С революцией дано было, в конце концов, справиться, хозяйственная жизнь страны шла в рост, председатель Совета министров Пётр Столыпин в 1909 году произнёс: «Дайте Государству 20 лет покоя, внутреннего и внешнего, и вы не узнаете нынешней Poccии». Однако были те, кто требовал, чтобы монарх, получивший на востоке сокрушительный удар, дополненный революцией, нацелил взгляд на Запад.
Франция, Англия, Германия
Когда во время Крымской войны 1853-56 гг. корабли Франции и Англии блокировали все порты Российской империи, необходимое для обороны ей поставляла Пруссия через восточно-прусскую границу. Об этом, как вспоминал мой отец, нередко говорили его старшие братья, родители.
Во время русско-турецкой войны 1877-78 гг. Англия поддерживала Турцию. Вел. князь Александр Михайлович, внук Николая I, по матери – внук великого герцога Леопольда Баденского, – двоюродный брат Александра III, пишет в «Книге воспоминаний», вышедшей на русском языке в Париже в 1933 году: «русская армия в действительности вела жесточайшую кампанию против британской империи. Турецкая армия была вооружена отличными английскими винтовками новейшей системы. Генералы султана следовали указаниям английских военачальников, а флот Ее Величества королевы английской угрожающе появился в водах ближнего востока в тот момент, когда взятие Константинополя русской армией являлось вопросом нескольких недель».

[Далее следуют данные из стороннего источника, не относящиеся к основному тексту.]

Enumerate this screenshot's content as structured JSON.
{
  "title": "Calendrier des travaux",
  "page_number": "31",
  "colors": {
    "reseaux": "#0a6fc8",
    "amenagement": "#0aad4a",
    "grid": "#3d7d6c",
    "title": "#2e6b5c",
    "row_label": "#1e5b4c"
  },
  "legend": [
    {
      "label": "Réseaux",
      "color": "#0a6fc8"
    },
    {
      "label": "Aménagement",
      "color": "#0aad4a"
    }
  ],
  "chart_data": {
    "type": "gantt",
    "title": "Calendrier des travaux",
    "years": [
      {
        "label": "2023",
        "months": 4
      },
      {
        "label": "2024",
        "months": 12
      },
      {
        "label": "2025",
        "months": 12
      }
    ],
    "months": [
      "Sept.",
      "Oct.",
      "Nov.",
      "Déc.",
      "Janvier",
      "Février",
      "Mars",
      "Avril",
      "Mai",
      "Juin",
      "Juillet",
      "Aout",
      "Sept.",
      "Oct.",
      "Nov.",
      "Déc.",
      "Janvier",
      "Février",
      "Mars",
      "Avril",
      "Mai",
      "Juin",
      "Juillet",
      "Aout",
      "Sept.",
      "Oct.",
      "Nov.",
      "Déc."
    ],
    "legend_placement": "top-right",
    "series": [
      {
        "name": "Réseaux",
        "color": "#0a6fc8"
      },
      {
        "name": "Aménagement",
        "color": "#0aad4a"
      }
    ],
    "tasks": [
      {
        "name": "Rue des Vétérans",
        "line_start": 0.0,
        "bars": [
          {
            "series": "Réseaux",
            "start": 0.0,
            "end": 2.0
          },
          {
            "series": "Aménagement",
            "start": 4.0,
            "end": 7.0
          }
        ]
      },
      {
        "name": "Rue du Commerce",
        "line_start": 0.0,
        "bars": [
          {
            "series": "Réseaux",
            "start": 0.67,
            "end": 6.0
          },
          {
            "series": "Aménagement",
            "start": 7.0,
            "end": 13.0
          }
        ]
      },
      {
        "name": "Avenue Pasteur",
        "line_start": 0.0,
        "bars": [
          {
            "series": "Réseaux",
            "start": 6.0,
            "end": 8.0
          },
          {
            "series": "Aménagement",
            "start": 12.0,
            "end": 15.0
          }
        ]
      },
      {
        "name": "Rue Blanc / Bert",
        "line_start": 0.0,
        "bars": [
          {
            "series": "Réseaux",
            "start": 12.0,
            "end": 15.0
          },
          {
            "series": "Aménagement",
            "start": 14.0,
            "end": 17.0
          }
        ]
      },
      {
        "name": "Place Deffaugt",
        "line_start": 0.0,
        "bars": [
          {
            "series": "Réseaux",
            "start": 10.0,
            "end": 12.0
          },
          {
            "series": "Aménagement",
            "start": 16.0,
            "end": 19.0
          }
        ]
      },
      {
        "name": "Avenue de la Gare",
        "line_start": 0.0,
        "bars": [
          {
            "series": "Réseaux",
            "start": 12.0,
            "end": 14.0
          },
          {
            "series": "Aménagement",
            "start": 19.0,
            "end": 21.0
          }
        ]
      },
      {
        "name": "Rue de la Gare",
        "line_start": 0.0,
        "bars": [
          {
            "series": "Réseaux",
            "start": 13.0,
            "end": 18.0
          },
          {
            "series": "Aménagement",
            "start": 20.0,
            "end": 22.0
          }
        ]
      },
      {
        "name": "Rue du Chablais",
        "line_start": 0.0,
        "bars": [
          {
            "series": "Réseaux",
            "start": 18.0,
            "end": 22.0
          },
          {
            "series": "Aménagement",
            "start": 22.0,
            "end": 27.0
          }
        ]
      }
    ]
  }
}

Александр Михайлович обвиняет Бисмарка, взявшего на себя роль посредника, в том, что он не помешал премьер-министру Великобритании Бенджамину Дизраэли навязать русской делегации в Берлине «условия мира, позорные для России». Вел. князь при этом добавляет весьма и весьма важное: «Однако, нет оправдания и русской дипломатии, которая, вместо того, чтобы нейтрализовать шаг Дизраэли русско-германским союзом, стала способствовать бессмысленному, даже фатальному сближению России с Францией и Великобританией».
Далее Александр Михайлович размышляет о Первой мировой войне:
«Те из нас, которым пришлось быть свидетелями событий 1914 года, склонны упрекать Александра III в том, что в нем личные чувства антипатии к Вильгельму II взяли перевес над трезвостью практического политика. Как могло случиться, что русский монарх, бывший воплощением здравого смысла, отклонил предложения Бисмарка о русско-германском союзе и согласился на рискованный союз с Францией? Этому можно найти очень простое объяснение. Не будучи провидцем ошибок, допущенных в иностранной политике в царствование Николая II, и последствий неудачной русско-японской войны и революции 1905 г., Александр III кроме того переоценивал наше военное могущество.
Он был уверен, что в Европе воцарится продолжительный мир, если Россия морально поддержит Французскую республику, предостерегая таким образом Германию от агрессивности 1870 г. Возможность вмешательства Франции в решительную борьбу между Англией и Германией за мировое владычество на морях — просто не приходила Царю в голову.
Если бы он остался долее у власти, он с негодованием отверг бы роль франко-английского парового катка, сглаживающего малейшую неровность на их пути, каковая роль была навязана России в 1914 году».
Франция, разбитая Пруссией, мечтала о реванше, нуждаясь в гарантии, что войну с Германией она не проиграет. Вел. князь употребляет выражение «морально поддержит Французскую республику», в то время как России был предоставлен крупный заём, и между нею и Францией были подписаны соглашение и секретная военная конвенция, которую в 1894 году ратифицировали русский император Александр III и французский президент. Россия, в случае войны Франции с Германией, должна была выставить от 700 до 800 тысяч солдат для действий против Германии с востока.
Мой отец полушутливо говорил, что заём займом, но Александром III владела «страстишка переруситься», свойственная многим российским немцам. Придуманное отцом слово «переруситься» означало – стать русским более самих русских. Хорошо устроившиеся в России немцы истово желали, ради сохранения благ и дальнейших перспектив, чтобы об их происхождении было забыто, и неизменно кляли Германию. Александр III – пример.
Немцев бить!
Герцен в «Былом и думах» с возмущением пишет, как в Москве на обеде в честь приезжего панслависта один славянофил воскликнул: «Упьюся я кровью мадьяров и немцев». То было в конце тридцатых годов XIX века. Можно сказать, что полвека спустя возглас отражал душевное движение не одного и не двух русских.